Les scientifiques ont identifié une nouvelle enzyme appelée « TBK1 » qui joue un rôle central dans la régulation de la dégradation et de la clairance de la protéine huntingtine et introduit des modifications chimiques qui bloquent son agrégation.



La maladie de Huntington est un hassle cérébral progressif et agressivement débilitant qui provoque des mouvements incontrôlés, des problèmes psychologiques et une perte de cognition. Elle est causée par une mutation dans le gène qui code la protéine huntingtine, l’amenant à construire une queue anormalement longue de l’acide aminé glutamine. Cette queue empêche la huntingtine de se plier correctement et, par conséquent, elle s’agrège à l’intérieur des neurones du cerveau et les tue éventuellement.

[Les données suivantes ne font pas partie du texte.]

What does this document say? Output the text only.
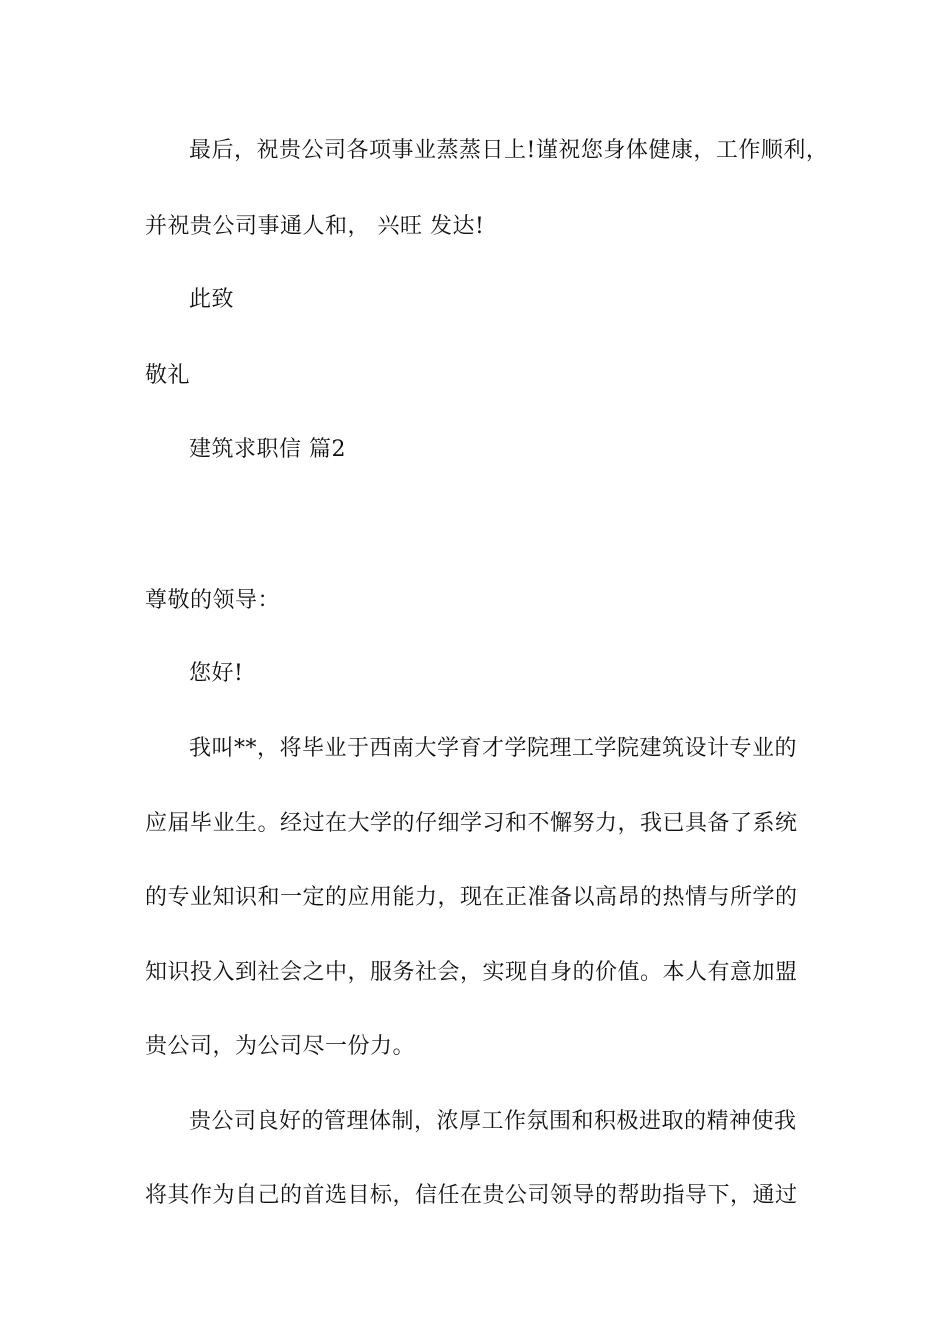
最后，祝贵公司各项事业蒸蒸日上!谨祝您身体健康，工作顺利，
并祝贵公司事通人和， 兴旺 发达!
此致
敬礼
建筑求职信 篇2
尊敬的领导：
您好!
我叫**，将毕业于西南大学育才学院理工学院建筑设计专业的
应届毕业生。经过在大学的仔细学习和不懈努力，我已具备了系统
的专业知识和一定的应用能力，现在正准备以高昂的热情与所学的
知识投入到社会之中，服务社会，实现自身的价值。本人有意加盟
贵公司，为公司尽一份力。
贵公司良好的管理体制，浓厚工作氛围和积极进取的精神使我
将其作为自己的首选目标，信任在贵公司领导的帮助指导下，通过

La maladie de Huntington affecte des centaines de milliers de personnes dans le monde et, en tant que maladie « autosomique dominante », une personne n’a besoin que d’une copie du gène mutant de la huntingtine pour développer la maladie. Les scientifiques du milieu universitaire et de l’industrie explorent différentes approches pour lutter contre la maladie. La stratégie la in addition populaire consiste à abaisser les niveaux de huntingtine ou à inhiber son agrégation – ou une combinaison des deux. Pour ce faire, il faut soit « faire taire » le gène de la huntingtine, soit activer les mécanismes cellulaires qui favorisent la dégradation de la protéine elle-même.

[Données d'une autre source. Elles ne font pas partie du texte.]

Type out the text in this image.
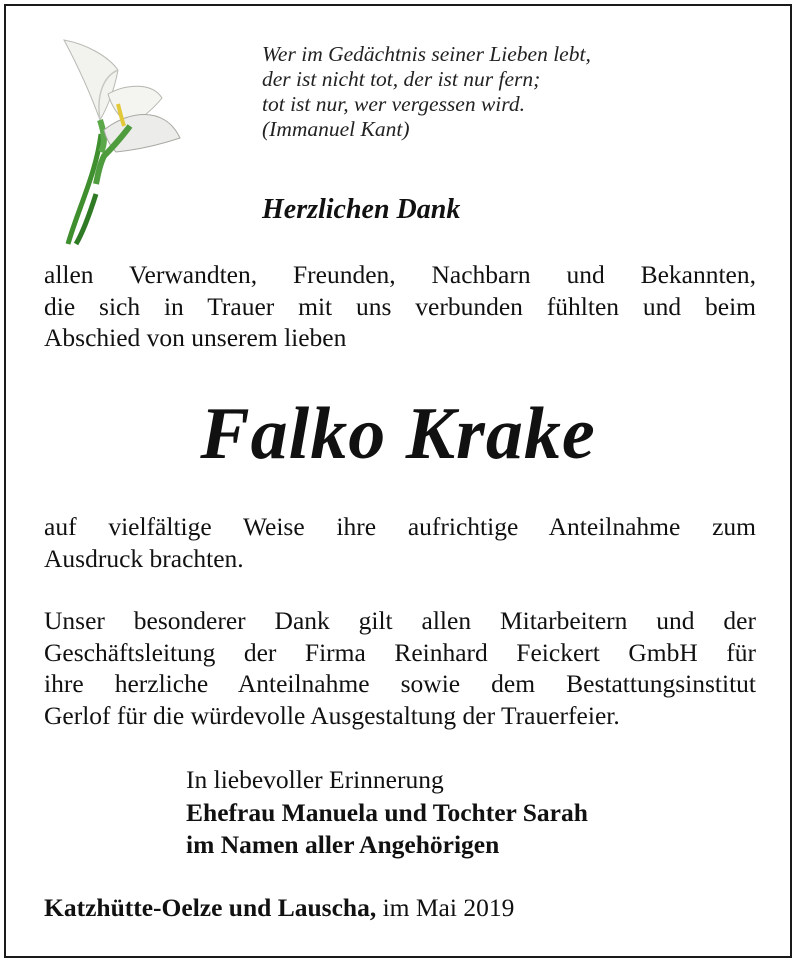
Wer im Gedächtnis seiner Lieben lebt,
der ist nicht tot, der ist nur fern;
tot ist nur, wer vergessen wird.
(Immanuel Kant)
Herzlichen Dank
allen Verwandten, Freunden, Nachbarn und Bekannten,
die sich in Trauer mit uns verbunden fühlten und beim
Abschied von unserem lieben
Falko Krake
auf vielfältige Weise ihre aufrichtige Anteilnahme zum
Ausdruck brachten.
Unser besonderer Dank gilt allen Mitarbeitern und der
Geschäftsleitung der Firma Reinhard Feickert GmbH für
ihre herzliche Anteilnahme sowie dem Bestattungsinstitut
Gerlof für die würdevolle Ausgestaltung der Trauerfeier.
In liebevoller Erinnerung
Ehefrau Manuela und Tochter Sarah
im Namen aller Angehörigen
Katzhütte-Oelze und Lauscha, im Mai 2019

Désormais, les scientifiques du laboratoire du professeur Hilal Lashuel de l’EPFL ont identifié une nouvelle enzyme qui fait les deux. L’enzyme, appelée « TBK1 », joue un rôle central dans la régulation de la dégradation et de la clairance de la protéine huntingtine et introduit des modifications chimiques qui bloquent son agrégation. « Nous pensons que cela représente une cible practical pour le développement d’un traitement attainable de la maladie de Huntington », déclare Lashuel.

L’enzyme TBK1 est une « kinase ». Dans la cellule, les kinases sont des enzymes qui ajoutent des groupes phosphate à diverses biomolécules comme les protéines ou l’ADN. Dans le monde de la cellule, les groupes phosphate sont des vecteurs d’énergie, donc l’ajout d’un « active » essentiellement la molécule réceptrice.

Des études antérieures ont montré que l’ajout artificiel de groupes phosphate à la huntingtine peut l’empêcher de s’agréger et de provoquer la maladie de Huntington. « Cependant, pour explorer le potentiel thérapeutique de la phosphorylation, nous devions identifier les kinases naturelles qui font le travail à l’intérieur de la cellule », explique Lashuel. « Après avoir examiné des centaines de kinases, nous étions ravis d’identifier TBK1, automobile il a fait le travail avec une spécificité et une efficacité élevées. »

Les chercheurs ont découvert que, lorsque TBK1 ajoute un groupe phosphate n’importe où dans les 17 premiers acides aminés de la huntingtine, il inhibe sa capacité à s’agréger. C’était le cas à la fois pour les versions normales et mutées de la huntingtine.

De in addition, l’augmentation des taux de TBK1 dans les cellules conduit à une sur-phosphorylation d’un acide aminé spécifique (une sérine) dans la chaîne huntingtine. Cela stabilise la protéine et l’empêche de s’agréger.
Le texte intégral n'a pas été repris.